O sistema no qual o guna e o karma assim determinam o varna é chamado daiva-varnasrama-dharma, o sistema divinamente estabelecido. Prabhupada explicitamente contrasta esse sistema divino com o sistema de casta hindu padrão, no qual o nascimento é o único determinante da condição de membro; Prabhupada o chama de asura-varnasrama-dharma, ou o sistema irreligiosamente criado (ver, por exemplo, o significado para CC. Madhya 3.6). Prabhupada e seus mestres predecessores condenaram esse sistema hereditário como um sistema autenticamente corrompido, vendo-o como a maior fonte de injustiça social e caos na Índia. Em várias aulas, Prabhupada inclusive delineia a causa da partição nacional da Índia a partir as injustiças instauradas pelo princípio degradado do “brahmanismo hereditário” (ver, por exemplo, aula sobre Bhag. 1.2.2: Roma, 26 de maio de 1974).
Um brahmana deve de fato estar no modo da bondade, pois a varna é determinada pelo guna. Uma boa maneira para pensar sobre o sistema é imaginar os gunas distribuídos em um contínuo, com a bondade em um final, a ignorância no outro e a paixão ao meio. Em uma linha um tanto arbitrária quando a bondade se torna suficientemente misturada com a paixão a demarcação entre brahmana e ksatriya ocorre. De forma semelhante, quando a paixão se torna suficientemente misturada à ignorância, há a demarcação entre ksatriya e vaisya. Quando a ignorância suficientemente predomina sobre a paixão, há a divisão entre vaisya e sudra. Os indivíduos situados nas regiões de fronteira poderiam, a princípio, ser ocupados em um lado ou do outro, de acordo com variáveis como a educação, treinamento ou aptidão.

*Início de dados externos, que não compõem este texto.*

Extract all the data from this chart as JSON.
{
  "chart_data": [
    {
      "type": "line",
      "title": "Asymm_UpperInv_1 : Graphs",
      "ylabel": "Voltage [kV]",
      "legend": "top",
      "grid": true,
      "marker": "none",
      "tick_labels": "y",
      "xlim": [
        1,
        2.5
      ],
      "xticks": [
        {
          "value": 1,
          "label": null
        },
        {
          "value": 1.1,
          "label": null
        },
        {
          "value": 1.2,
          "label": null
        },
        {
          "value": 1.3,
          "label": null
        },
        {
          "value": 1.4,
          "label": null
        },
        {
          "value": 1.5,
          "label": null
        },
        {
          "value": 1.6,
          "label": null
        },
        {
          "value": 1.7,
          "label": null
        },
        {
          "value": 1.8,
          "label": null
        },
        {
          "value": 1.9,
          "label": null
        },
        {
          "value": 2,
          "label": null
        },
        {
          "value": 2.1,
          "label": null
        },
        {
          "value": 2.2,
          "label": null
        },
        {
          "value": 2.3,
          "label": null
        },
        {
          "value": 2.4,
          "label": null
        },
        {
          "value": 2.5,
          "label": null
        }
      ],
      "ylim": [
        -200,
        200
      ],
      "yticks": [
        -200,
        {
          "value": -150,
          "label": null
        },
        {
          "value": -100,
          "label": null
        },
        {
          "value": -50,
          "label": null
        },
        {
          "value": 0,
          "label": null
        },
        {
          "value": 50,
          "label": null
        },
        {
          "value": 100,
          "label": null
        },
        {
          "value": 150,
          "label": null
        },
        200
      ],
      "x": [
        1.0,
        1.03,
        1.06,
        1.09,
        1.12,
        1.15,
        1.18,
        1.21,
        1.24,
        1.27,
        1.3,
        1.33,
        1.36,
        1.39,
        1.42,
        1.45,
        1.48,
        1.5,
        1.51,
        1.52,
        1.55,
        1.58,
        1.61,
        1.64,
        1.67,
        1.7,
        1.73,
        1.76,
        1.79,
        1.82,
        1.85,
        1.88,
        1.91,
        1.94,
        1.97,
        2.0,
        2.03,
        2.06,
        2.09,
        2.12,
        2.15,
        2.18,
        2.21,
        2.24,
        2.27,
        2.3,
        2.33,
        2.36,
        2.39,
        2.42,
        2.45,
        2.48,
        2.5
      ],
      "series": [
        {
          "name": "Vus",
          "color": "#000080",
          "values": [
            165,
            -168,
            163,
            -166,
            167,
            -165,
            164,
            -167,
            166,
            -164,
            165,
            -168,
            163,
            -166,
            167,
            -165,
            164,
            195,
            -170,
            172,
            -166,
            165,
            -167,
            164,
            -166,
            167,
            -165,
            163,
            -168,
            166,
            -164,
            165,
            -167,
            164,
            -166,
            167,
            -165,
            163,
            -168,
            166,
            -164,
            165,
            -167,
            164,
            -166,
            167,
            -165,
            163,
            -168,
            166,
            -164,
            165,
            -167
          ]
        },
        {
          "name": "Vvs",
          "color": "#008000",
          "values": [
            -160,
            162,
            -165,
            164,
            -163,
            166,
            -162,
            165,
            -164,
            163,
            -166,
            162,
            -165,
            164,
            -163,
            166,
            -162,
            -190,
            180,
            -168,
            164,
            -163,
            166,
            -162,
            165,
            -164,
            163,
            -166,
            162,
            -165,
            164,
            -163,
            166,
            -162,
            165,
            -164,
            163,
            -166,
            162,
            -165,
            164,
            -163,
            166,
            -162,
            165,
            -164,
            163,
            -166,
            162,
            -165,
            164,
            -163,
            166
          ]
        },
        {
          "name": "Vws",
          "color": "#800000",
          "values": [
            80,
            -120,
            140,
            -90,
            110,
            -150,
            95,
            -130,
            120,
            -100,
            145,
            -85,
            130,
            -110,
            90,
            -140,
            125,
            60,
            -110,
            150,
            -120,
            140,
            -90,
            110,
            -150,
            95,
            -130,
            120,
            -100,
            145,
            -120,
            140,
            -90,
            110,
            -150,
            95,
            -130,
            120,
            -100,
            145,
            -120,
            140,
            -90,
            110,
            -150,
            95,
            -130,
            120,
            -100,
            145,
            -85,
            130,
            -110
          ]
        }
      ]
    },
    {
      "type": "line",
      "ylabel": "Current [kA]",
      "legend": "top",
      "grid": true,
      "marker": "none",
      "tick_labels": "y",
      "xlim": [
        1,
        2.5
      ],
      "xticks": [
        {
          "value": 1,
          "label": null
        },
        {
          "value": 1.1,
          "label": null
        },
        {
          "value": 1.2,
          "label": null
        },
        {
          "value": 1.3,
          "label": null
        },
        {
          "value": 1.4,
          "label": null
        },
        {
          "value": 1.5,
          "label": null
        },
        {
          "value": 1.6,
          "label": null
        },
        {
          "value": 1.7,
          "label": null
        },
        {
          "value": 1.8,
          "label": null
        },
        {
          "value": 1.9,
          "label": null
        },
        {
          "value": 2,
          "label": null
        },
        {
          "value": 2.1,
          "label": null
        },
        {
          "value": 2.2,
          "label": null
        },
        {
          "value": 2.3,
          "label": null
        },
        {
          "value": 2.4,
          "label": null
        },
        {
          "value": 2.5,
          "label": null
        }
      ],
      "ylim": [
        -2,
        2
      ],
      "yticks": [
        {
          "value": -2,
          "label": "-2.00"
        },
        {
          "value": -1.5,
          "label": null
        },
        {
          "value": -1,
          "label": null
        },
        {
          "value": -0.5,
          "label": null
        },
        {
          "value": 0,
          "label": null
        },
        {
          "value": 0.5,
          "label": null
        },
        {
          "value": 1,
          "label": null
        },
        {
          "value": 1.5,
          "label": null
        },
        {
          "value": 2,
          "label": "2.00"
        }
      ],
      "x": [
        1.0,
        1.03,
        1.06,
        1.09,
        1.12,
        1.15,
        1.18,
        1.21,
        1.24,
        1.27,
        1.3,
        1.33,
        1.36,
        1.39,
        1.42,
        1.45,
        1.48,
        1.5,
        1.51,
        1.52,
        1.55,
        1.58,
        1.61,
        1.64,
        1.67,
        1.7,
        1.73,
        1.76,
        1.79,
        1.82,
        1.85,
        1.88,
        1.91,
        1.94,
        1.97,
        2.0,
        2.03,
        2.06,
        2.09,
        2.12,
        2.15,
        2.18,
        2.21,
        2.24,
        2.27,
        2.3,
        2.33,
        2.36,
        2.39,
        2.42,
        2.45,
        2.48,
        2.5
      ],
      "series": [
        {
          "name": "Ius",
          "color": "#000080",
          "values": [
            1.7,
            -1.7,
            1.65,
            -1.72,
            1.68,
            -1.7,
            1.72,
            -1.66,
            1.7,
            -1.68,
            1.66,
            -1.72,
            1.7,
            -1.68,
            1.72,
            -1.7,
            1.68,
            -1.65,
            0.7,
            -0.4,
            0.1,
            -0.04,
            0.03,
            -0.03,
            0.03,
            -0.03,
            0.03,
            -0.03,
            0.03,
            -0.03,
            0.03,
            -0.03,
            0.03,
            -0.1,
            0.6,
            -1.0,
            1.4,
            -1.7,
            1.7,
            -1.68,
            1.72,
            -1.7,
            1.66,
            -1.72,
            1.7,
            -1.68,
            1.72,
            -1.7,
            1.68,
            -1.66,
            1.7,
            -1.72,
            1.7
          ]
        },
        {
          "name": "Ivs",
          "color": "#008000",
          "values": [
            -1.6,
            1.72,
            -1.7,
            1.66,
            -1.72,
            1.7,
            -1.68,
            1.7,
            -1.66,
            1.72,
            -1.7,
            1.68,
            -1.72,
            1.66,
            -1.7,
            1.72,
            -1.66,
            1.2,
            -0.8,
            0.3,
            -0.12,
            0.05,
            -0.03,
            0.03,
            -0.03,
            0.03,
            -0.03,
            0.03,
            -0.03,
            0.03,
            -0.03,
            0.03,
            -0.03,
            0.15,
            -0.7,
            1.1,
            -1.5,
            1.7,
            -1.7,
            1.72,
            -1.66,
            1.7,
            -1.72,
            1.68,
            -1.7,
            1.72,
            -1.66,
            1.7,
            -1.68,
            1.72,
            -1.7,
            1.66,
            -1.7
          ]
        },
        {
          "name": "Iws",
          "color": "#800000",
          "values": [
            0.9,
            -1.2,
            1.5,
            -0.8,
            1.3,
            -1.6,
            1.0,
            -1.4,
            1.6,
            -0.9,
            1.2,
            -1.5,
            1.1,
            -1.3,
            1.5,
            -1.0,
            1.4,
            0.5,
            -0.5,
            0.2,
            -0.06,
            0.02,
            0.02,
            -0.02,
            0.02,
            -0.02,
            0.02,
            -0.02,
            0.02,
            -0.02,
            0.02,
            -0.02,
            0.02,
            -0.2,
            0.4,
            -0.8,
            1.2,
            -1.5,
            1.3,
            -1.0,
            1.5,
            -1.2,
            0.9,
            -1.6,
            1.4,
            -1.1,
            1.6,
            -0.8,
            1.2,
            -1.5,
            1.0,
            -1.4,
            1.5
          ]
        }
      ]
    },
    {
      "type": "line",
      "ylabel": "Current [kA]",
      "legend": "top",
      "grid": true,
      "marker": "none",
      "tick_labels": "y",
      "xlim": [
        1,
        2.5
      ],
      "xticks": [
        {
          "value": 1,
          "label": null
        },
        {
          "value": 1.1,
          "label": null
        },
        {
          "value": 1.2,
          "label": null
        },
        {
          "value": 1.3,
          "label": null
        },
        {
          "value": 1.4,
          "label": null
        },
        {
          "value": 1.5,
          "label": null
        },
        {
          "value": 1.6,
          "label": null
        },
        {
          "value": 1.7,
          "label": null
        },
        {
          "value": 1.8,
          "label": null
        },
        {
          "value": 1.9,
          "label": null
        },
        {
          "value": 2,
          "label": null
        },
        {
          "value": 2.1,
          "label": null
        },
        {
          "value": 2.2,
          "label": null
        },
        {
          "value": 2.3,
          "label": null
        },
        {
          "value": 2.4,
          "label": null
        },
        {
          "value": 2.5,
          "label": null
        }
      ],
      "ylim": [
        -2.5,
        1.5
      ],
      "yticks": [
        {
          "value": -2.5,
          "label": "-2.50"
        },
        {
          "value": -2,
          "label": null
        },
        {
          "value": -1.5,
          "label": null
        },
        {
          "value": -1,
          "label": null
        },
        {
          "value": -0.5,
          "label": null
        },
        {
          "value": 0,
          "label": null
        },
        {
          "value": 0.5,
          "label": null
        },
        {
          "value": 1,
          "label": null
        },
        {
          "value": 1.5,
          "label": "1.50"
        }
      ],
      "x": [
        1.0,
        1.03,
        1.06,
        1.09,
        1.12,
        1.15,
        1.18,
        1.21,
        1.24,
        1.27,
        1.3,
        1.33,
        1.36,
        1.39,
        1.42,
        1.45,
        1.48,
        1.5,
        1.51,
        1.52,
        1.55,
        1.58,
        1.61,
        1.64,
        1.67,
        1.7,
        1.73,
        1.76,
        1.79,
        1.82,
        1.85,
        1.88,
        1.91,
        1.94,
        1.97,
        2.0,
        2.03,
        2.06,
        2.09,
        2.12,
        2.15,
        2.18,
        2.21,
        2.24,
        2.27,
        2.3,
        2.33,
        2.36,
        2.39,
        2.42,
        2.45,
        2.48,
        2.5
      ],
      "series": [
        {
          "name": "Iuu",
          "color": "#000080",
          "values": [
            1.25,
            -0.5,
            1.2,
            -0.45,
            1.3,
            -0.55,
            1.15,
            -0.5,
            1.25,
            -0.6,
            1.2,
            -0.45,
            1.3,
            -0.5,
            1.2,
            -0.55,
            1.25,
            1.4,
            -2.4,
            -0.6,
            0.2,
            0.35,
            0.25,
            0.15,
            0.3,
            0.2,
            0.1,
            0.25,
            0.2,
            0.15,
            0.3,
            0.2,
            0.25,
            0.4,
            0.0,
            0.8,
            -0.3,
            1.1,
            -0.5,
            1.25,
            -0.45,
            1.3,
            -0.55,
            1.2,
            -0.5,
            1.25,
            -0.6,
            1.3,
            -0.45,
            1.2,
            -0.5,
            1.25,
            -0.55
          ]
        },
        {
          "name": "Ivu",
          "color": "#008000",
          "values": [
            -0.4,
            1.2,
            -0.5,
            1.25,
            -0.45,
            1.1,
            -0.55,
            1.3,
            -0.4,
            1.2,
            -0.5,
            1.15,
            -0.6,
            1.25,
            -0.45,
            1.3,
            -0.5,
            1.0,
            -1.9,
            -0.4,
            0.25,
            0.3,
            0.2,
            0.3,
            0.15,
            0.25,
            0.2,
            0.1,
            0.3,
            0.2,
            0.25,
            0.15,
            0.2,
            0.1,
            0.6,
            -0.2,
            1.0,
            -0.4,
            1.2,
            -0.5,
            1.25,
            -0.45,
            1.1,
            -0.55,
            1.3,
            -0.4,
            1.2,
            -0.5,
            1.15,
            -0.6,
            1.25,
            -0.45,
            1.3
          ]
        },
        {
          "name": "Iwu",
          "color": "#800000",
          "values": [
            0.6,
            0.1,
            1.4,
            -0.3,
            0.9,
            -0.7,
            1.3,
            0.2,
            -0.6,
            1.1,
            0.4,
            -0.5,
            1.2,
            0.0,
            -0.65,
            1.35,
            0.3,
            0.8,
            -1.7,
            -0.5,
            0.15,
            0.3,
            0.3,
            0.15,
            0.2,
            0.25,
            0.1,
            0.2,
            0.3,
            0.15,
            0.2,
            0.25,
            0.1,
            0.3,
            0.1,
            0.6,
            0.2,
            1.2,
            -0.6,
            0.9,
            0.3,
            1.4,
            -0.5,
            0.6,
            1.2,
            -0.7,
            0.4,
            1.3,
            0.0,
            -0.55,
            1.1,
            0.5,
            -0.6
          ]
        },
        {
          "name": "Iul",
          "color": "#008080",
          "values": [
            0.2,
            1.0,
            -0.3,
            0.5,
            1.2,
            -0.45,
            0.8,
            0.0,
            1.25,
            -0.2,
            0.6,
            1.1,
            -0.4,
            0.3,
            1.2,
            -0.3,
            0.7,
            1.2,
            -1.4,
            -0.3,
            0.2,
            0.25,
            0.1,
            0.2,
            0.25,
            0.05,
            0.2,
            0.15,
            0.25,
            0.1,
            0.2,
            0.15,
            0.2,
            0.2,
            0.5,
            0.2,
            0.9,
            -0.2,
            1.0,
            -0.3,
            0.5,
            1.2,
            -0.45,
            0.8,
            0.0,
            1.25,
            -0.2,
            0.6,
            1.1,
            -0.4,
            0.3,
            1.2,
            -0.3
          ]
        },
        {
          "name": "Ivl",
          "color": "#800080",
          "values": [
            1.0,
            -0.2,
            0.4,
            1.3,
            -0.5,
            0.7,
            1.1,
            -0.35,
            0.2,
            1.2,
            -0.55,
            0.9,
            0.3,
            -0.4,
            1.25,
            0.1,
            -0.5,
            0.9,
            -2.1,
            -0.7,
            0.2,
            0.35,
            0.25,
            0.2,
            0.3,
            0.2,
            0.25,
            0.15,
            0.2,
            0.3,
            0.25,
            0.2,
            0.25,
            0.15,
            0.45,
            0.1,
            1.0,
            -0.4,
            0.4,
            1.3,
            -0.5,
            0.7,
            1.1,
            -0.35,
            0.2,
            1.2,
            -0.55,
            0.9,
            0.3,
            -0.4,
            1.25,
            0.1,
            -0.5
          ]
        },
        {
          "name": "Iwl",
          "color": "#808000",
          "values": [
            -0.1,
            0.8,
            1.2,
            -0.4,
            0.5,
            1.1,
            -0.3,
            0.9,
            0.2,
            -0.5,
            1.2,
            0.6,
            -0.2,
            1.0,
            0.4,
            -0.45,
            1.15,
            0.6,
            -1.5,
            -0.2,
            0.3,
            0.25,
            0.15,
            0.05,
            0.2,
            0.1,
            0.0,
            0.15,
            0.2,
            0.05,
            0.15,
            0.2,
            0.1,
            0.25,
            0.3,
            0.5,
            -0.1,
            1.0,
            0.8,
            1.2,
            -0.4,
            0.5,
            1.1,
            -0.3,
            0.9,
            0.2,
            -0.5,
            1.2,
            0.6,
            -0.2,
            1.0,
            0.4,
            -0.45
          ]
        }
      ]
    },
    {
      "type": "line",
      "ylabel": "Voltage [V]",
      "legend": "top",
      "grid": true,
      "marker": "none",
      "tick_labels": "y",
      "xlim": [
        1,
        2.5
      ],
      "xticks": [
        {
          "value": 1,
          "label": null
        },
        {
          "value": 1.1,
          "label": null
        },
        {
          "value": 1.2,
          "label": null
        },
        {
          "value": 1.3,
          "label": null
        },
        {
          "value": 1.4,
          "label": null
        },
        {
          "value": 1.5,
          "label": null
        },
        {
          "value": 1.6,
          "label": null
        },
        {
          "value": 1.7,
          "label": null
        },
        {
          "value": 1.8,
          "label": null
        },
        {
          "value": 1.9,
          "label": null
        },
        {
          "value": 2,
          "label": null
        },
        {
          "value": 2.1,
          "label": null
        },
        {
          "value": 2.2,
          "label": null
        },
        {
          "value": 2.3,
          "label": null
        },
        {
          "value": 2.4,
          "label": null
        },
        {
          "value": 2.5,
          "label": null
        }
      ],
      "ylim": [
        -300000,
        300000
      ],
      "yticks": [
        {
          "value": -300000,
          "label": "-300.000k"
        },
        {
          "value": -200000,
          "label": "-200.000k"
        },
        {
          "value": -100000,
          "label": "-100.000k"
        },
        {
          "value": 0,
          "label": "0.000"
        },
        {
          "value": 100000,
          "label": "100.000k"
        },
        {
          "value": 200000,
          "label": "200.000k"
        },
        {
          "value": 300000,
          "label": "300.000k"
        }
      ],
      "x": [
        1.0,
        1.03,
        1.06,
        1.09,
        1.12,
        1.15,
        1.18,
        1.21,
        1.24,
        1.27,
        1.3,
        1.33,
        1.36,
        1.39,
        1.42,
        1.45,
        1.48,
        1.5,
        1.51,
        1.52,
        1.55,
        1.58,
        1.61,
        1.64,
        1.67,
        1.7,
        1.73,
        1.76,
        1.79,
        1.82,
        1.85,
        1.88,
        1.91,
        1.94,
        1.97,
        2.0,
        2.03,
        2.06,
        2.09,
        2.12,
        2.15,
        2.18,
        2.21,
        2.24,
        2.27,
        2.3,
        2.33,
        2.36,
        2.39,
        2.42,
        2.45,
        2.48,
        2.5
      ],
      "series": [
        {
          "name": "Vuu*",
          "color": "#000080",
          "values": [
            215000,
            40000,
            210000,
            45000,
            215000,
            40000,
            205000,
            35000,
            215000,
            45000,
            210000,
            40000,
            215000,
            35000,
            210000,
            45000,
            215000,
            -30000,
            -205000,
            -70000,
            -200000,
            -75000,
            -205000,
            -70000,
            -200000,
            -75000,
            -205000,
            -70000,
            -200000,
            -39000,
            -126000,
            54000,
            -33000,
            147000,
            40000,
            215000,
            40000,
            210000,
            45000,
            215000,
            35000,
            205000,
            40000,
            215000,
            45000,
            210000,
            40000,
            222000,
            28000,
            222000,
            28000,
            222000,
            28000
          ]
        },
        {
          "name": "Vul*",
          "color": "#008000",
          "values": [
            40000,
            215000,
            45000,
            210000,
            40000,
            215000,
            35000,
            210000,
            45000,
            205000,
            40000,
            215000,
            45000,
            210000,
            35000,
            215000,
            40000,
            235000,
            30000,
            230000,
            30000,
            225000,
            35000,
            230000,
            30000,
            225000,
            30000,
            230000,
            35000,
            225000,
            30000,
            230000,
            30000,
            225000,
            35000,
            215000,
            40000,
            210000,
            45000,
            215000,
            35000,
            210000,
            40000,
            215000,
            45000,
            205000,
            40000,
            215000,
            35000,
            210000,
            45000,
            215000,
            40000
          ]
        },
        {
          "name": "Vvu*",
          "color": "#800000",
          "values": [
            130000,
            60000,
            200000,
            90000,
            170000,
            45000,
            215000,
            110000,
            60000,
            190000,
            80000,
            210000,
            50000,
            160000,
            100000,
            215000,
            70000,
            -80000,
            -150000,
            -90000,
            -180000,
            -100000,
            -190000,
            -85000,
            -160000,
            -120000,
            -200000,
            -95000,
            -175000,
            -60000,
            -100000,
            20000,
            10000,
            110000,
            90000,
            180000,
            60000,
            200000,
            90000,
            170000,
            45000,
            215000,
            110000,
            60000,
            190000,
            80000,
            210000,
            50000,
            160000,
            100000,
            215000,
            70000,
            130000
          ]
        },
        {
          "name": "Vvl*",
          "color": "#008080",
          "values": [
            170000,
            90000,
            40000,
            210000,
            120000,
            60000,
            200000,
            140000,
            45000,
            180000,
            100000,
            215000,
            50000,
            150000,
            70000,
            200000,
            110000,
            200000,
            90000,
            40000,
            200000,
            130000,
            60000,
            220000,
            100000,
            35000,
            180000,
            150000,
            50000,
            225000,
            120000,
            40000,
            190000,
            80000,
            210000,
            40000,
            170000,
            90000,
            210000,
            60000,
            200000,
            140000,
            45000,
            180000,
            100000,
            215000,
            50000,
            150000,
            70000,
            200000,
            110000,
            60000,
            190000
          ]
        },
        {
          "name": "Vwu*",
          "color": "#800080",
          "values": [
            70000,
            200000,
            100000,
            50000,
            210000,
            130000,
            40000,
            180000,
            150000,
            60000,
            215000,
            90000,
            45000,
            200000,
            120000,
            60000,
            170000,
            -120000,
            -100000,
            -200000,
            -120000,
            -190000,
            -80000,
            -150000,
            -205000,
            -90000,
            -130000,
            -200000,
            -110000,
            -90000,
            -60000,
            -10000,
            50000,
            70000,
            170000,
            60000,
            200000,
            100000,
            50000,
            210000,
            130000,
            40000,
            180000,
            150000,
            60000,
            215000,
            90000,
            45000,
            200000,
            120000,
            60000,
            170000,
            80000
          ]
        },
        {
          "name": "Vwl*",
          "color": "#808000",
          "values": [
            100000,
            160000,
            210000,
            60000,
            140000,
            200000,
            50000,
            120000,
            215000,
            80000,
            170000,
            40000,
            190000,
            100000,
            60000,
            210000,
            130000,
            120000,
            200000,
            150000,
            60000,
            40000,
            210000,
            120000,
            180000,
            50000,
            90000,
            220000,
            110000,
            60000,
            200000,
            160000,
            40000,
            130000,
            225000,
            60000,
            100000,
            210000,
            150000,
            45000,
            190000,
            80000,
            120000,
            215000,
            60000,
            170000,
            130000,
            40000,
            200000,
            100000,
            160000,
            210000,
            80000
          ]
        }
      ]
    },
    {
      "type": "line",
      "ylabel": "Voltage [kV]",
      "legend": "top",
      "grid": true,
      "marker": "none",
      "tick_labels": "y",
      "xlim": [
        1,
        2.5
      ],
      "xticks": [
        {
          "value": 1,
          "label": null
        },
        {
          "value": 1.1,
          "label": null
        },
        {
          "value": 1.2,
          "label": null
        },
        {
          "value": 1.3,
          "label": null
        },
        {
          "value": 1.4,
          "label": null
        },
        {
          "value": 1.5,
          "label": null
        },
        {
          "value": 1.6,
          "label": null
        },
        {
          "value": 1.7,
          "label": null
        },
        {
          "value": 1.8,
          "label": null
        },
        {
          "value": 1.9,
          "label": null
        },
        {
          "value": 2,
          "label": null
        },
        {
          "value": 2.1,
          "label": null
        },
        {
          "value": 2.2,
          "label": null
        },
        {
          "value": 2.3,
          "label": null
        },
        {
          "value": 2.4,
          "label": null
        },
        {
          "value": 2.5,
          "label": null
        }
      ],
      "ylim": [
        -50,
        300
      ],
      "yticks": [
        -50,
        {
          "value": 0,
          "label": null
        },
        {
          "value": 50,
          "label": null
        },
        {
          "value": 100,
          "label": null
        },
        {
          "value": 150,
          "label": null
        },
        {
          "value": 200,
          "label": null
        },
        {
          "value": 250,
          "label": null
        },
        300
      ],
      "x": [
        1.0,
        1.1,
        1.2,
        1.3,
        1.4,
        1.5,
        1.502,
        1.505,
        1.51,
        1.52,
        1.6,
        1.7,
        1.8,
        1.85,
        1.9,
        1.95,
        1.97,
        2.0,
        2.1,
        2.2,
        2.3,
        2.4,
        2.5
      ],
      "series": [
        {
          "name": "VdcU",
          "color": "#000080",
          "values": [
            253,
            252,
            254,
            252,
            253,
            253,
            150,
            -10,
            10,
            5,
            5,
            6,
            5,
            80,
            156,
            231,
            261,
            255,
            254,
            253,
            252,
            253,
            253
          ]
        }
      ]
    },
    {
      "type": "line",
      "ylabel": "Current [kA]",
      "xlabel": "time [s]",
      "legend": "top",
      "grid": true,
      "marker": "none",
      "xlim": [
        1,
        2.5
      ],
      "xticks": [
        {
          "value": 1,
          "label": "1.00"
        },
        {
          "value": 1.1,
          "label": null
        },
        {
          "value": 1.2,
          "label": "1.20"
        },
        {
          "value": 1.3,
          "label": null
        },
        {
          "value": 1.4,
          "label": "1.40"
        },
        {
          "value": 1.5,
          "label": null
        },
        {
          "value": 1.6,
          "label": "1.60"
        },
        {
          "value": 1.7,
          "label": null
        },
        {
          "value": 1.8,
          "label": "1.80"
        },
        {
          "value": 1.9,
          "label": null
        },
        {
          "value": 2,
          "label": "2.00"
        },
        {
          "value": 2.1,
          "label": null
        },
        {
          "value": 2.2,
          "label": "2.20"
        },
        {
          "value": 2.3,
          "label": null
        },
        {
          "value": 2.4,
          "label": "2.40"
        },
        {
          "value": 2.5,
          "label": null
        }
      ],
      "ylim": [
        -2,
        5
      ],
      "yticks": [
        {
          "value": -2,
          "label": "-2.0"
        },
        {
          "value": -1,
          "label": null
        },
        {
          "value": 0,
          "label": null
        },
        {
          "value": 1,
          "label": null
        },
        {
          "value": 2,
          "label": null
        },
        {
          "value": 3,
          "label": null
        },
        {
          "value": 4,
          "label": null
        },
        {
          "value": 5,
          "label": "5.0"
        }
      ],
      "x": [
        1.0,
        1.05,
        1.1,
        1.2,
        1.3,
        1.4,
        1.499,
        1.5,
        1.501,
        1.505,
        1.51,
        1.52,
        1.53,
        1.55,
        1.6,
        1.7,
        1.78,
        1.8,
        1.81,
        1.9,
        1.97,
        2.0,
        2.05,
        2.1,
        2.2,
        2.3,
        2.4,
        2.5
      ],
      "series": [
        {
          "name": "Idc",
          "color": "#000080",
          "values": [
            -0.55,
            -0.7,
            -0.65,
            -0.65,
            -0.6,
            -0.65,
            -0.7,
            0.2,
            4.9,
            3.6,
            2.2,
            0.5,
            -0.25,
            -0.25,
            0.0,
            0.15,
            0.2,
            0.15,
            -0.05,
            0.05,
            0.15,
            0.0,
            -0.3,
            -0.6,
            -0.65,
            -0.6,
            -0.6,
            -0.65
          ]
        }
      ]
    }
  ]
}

As categorias dos gunas e dos varnas são importantes para a compreensão do que Prabhupada concebia como a principal missão social da ISKCON. Uma vez, no início dos anos 70, eu estava presente enquanto a imprensa entrevistava Prabhupada depois de sua chegada a um aeroporto em Nova York. Um repórter lhe perguntou: “Por que o senhor veio ao Oeste”. “Eu vim”, Prabhupada respondeu, “para dar a vocês um cérebro. Uma sociedade”, ele continuou, “está sem cabeça”. Usando a analogia do corpo humano, ele explicou a articulação da sociedade humana dentro dos quatro varnas. Ele, então, declarou que a sociedade ocidental moderna estava com má formação. “Há alguns vaisyas e todo mundo mais é sudra”. Em outras palavras, aqueles agora envolvidos em pesquisa e educação, no governo e na defesa estão, consciente ou inconscientemente, a serviço de um grupo de vaisyas. (A percepção de Prabhupada é talvez apoiada pelo relatado de que na América cinco por cento das famílias agora controlam noventa por cento da riqueza.) Não há brahmanas ou ksatriyas apropriados.A intenção de Prabhupada era re-criar uma classe de brahmanas genuínos. Isso ajudaria retificar as deformidades da sociedade moderna e minimizar os problemas espirituais, psicológicos, sociais, políticos e ecológicos instaurados pelo desenvolvimento econômico hipertrofiado e outros crescimentos exagerados devido ao rajo-guna. Prabhupada observa, “A civilização moderna é considerada avançada de acordo com o padrão do modo da paixão. Anteriormente, a condição avançada era considerada por estar no modo da bondade” (BG. 14.7, significado). Brahmanas genuínos, ele esperava, ajudariam restabelecer as prioridades da civilização avançada.